Nous avons présenté, lors de Viva Technology, “How are startups shaping the future of road mobility?“. La publication met notamment en avant les mutations produites dans le secteur de la mobilité routière des voyageurs suite à l’introduction de véhicules connectés et autonomes, ainsi qu’à l’émergence de nouveaux modes de transport urbains.

La conférence de presse, qui avait lieu au Media Lounge, conviait les journalistes présents pendant ces trois jours d’exposition.

Revenons sur les grands messages issus de cette étude :

Conduire le futur du véhicule

Électrique, connectée et autonome : Tesla n’est plus le seul fabricant à croire en l’émergence d’une voiture totalement renouvelée. Faraday Future, Byton, Lucid… les tentatives se multiplient..

Les startups étudiées contribuent au développement des composants de cette nouvelle vision de l’automobile. Qu’il s’agisse de technologies autonomes intégrées, de futures énergies pour l’automobile ou de valorisation des données des véhicules et des conducteurs, elles couvrent pratiquement toutes les problématiques.

Penser de nouveaux services

Une évolution de fond semble s’accélérer (particulièrement en Europe et aux Etats-Unis) : la possession d’une voiture semble moins être un objectif en soi. Une des préoccupations des conducteurs est d’ailleurs devenue le coût de possession d’un véhicule le plus bas possible.

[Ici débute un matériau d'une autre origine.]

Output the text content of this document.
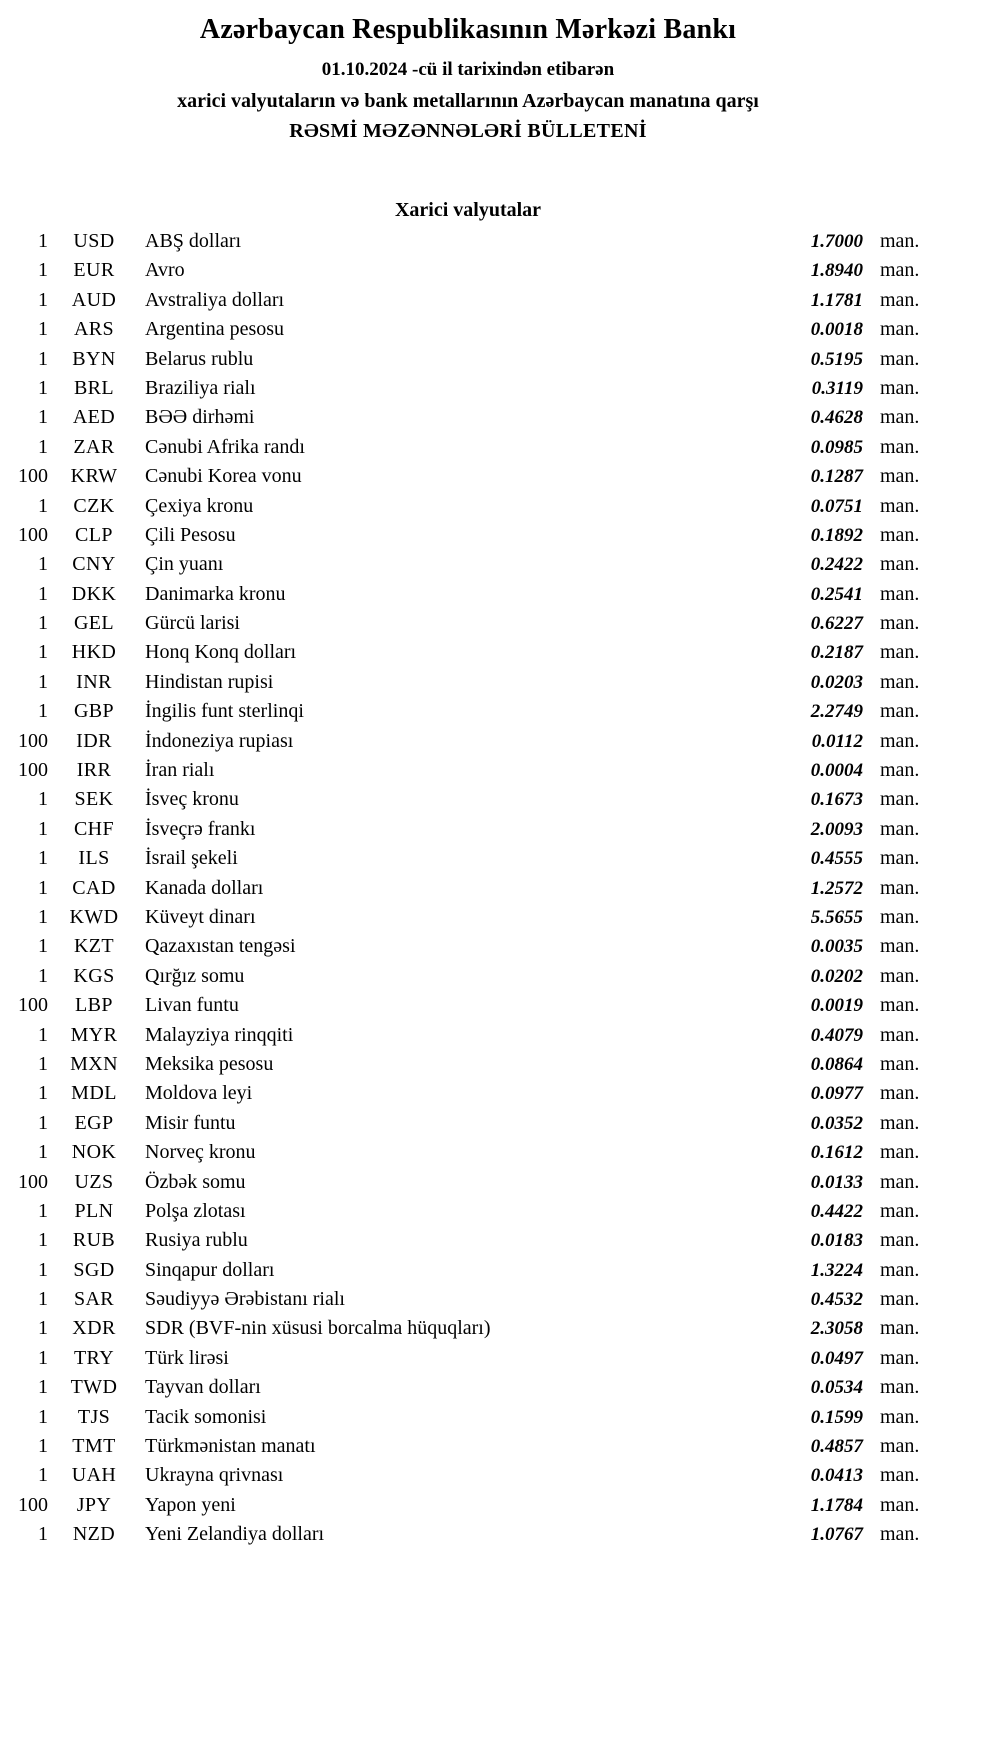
Azərbaycan Respublikasının Mərkəzi Bankı
01.10.2024 -cü il tarixindən etibarən
xarici valyutaların və bank metallarının Azərbaycan manatına qarşı
RƏSMİ MƏZƏNNƏLƏRİ BÜLLETENİ
Xarici valyutalar
1	USD	ABŞ dolları	1.7000 man.
1	EUR	Avro	1.8940 man.
1	AUD	Avstraliya dolları	1.1781 man.
1	ARS	Argentina pesosu	0.0018 man.
1	BYN	Belarus rublu	0.5195 man.
1	BRL	Braziliya rialı	0.3119 man.
1	AED	BƏƏ dirhəmi	0.4628 man.
1	ZAR	Cənubi Afrika randı	0.0985 man.
100	KRW	Cənubi Korea vonu	0.1287 man.
1	CZK	Çexiya kronu	0.0751 man.
100	CLP	Çili Pesosu	0.1892 man.
1	CNY	Çin yuanı	0.2422 man.
1	DKK	Danimarka kronu	0.2541 man.
1	GEL	Gürcü larisi	0.6227 man.
1	HKD	Honq Konq dolları	0.2187 man.
1	INR	Hindistan rupisi	0.0203 man.
1	GBP	İngilis funt sterlinqi	2.2749 man.
100	IDR	İndoneziya rupiası	0.0112 man.
100	IRR	İran rialı	0.0004 man.
1	SEK	İsveç kronu	0.1673 man.
1	CHF	İsveçrə frankı	2.0093 man.
1	ILS	İsrail şekeli	0.4555 man.
1	CAD	Kanada dolları	1.2572 man.
1	KWD	Küveyt dinarı	5.5655 man.
1	KZT	Qazaxıstan tengəsi	0.0035 man.
1	KGS	Qırğız somu	0.0202 man.
100	LBP	Livan funtu	0.0019 man.
1	MYR	Malayziya rinqqiti	0.4079 man.
1	MXN	Meksika pesosu	0.0864 man.
1	MDL	Moldova leyi	0.0977 man.
1	EGP	Misir funtu	0.0352 man.
1	NOK	Norveç kronu	0.1612 man.
100	UZS	Özbək somu	0.0133 man.
1	PLN	Polşa zlotası	0.4422 man.
1	RUB	Rusiya rublu	0.0183 man.
1	SGD	Sinqapur dolları	1.3224 man.
1	SAR	Səudiyyə Ərəbistanı rialı	0.4532 man.
1	XDR	SDR (BVF-nin xüsusi borcalma hüquqları)	2.3058 man.
1	TRY	Türk lirəsi	0.0497 man.
1	TWD	Tayvan dolları	0.0534 man.
1	TJS	Tacik somonisi	0.1599 man.
1	TMT	Türkmənistan manatı	0.4857 man.
1	UAH	Ukrayna qrivnası	0.0413 man.
100	JPY	Yapon yeni	1.1784 man.
1	NZD	Yeni Zelandiya dolları	1.0767 man.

Avec ce changement, certaines startups cherchent à accélérer le développement de la voiture en tant que service (“Car as a Service – CaaS”). Uber et Blablacar ont respectivement répondu aux besoins de VTC (conduire ou être conduit à la demande) et de covoiturage (conduire ou être conduit sur trajet prédéfini). Par conséquence, de nouvelles startups se positionnent sur des niches stratégiques.

Néanmoins, l’autopartage (location de voiture de particulier à particulier) reste un marché ouvert. Ce service est loin d’être disponible partout et de nombreuses startups cherchent encore la formule idéale.

Certaines vont même plus loin et ne se limitent par uniquement aux services liés aux voitures. Il s’agit en réalité de penser chaque voyage comme une équation regroupant plusieurs modes optimisés les uns avec les autres : de la voiture au vélo, du vélo au train, du train au bus… Mais la route est longue. Cette idée, qui semble être simple au premier abord, est en réalité très complexe tant sur le technique qu’organisationnel.

Trouver l’étape suivante

Les deux catégories précédentes soulignent des mouvements déjà initiés. Mais de nombreuses autres questions se posent lorsqu’il s’agit de voir à plus long terme et d’imaginer les services dans le sillon des véhicules autonomes.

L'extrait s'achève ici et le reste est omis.